Documenting and Revitalizing Iskonawa in Peru: An Interdisciplinary Project
(Funded by the National Science Foundation, Documenting Endangered Languages Program, Grant 1160679, 2012-2016)
Project Summary: This project documents and aims at revitalizing the Iskonawa language, one of the 17 existing Pano languages from the Amazon. This language is almost extinct, but still fluently spoken by a few elders and partially by some of their descendants, totalizing 14 known speakers. As a result of this project, there is a comprehensive data bank that includes video recordings, a grammatical description of the language, an extensive vocabulary, and a compilation of its oral tradition and history, in both printed and electronic format. The project has also trained the younger members of the Iskonawa community in re-learning the language, compiling material, documenting it and teaching it to future generations.

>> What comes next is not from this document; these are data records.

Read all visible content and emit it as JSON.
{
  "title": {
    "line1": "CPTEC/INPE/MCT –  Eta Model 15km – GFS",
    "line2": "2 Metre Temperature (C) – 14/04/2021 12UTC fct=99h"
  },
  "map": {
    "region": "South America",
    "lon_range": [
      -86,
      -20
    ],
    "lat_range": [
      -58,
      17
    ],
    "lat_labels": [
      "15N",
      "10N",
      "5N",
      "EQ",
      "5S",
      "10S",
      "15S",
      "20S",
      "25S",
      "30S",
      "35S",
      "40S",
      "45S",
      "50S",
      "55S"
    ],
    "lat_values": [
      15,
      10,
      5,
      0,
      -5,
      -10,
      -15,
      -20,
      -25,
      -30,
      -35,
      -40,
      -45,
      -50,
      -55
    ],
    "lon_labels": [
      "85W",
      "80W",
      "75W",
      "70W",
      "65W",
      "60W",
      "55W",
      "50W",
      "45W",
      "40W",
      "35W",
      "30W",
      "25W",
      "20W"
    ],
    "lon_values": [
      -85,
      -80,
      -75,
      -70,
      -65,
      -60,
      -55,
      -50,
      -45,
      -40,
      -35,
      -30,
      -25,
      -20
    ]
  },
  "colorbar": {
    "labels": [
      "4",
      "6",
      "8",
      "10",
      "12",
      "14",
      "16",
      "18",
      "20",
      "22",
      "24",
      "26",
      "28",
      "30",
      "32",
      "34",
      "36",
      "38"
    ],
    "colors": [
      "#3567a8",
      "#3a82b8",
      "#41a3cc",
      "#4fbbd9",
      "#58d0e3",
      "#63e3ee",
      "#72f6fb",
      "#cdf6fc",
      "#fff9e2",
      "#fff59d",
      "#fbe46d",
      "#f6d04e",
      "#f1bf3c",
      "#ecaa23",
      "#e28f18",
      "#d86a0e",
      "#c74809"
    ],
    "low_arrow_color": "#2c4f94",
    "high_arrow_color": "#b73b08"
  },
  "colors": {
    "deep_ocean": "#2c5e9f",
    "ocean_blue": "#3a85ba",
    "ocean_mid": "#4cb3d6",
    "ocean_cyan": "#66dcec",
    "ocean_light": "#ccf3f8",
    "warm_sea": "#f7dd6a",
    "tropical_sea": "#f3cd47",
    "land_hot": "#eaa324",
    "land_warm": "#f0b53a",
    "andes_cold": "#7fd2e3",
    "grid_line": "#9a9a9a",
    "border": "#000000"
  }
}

Background: Peru is home to nineteen very large and complex linguistic families: the Quechua family, the Aimara family, and the Amazonian families. The Quechua and Aimara families each include a set of linguistic variants, each of which is a language in its own right. The Amazonian group contains at least 17 linguistic families, including the Pano, Jíbaro, Bora, Tucano, Huatoto, Arahuaca and others. Of the 600 indigenous languages of Latin America (the most diverse and complex linguistic region of the world after Papua-New Guinea), Peru is host to 62, according to UNESCO. The knowledge gained through the study of the Iskonawa language and culture contributes to the overall fields of anthropology, cultural studies and linguistics more generally, and of endangered languages (ELs) in particular. It also helps to preserve a vast legacy of cultural production in the form of songs, rituals, dances and, mainly, oral narratives. Iskonawa represents a critical case in a rapid process of disappearing. It has not been completely assimilated by the Shipibo language, as usually thought. Our research has demonstrated that Iskonawa still has an independent life on its own. Four specialists in different disciplines form the team of researchers. Their backgrounds and field experiences work to the advantage of the project, since their goals transcend just language description and involve community development, language revitalization and cultural empowerment. Members of the team are Prof. José Antonio Mazzotti, of Tufts University, Prof. Roberto Zariquiey, Prof. Rodolfo Cerrón-Palomino (both researchers from Peru and faculty members at the Pontificia Universidad Católica del Perú [PUCP]) and linguist Carolina Rodríguez Alzza.